BEIRUT (AP) - Syrian government forces shelled a northwestern town held by al-Qaida-linked militants Tuesday, killing at least 10 people and wounding others, in the most intense bombardment of the area since a Russian-Turkish truce was brokered four months ago, opposition activists said.
Maaret al-Numan is in Idlib province, the last major rebel stronghold in the country. Government shelling has been intensifying since al-Qaida-linked Hayat Tahrir al-Sham wrested control of the area from rival rebel groups earlier this month.
The shelling is a further strain on the Sept. 17 truce, which averted a major government offensive on Idlib province.
The Britain-based Syrian Observatory for Human Rights, a group monitoring the war, said 11 people were killed, including a child and woman. It said others were wounded, with some in critical condition.
The Syrian Civil Defense, an opposition-linked group of first responders also known as the White Helmets, said the shelling killed 10 and wounded nine, adding that rockets struck residential neighborhoods in the town.

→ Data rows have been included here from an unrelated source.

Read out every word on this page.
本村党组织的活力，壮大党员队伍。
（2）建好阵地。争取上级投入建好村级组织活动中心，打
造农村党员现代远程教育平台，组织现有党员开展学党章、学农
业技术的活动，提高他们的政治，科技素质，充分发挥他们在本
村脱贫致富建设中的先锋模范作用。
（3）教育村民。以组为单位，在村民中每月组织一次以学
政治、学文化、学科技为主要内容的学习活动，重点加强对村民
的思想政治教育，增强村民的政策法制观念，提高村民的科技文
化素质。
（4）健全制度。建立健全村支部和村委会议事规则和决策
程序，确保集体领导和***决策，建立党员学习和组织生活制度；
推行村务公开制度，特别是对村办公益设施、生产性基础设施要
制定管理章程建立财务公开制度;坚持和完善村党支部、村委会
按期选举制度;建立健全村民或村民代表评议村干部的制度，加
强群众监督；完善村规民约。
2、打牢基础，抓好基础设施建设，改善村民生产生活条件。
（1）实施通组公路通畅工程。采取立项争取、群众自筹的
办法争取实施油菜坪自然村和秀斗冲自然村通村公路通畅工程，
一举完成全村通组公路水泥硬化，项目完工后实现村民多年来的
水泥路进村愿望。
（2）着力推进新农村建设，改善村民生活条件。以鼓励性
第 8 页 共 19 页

Earlier Tuesday, a woman wearing an explosive belt blew herself up outside a civil administration office run by HTS in the provincial capital, also called Idlib.
Opposition activists said the blast killed at least one person in addition to the attacker.
It was the latest in a series of attacks blamed on sleeper cells of the Islamic State group, a rival to the al-Qaida-linked group.
The Observatory and the HTS-linked Ibaa news agency reported that the attacker exchanged fire with guards before blowing herself up outside the building, after she failed to break through.
“Had she made it inside she would have inflicted much more casualties,” said the Observatory’s chief, Rami Abdurrahman.
The Local Coordination Committees, a network of opposition activists, said the blast killed two and wounded several others.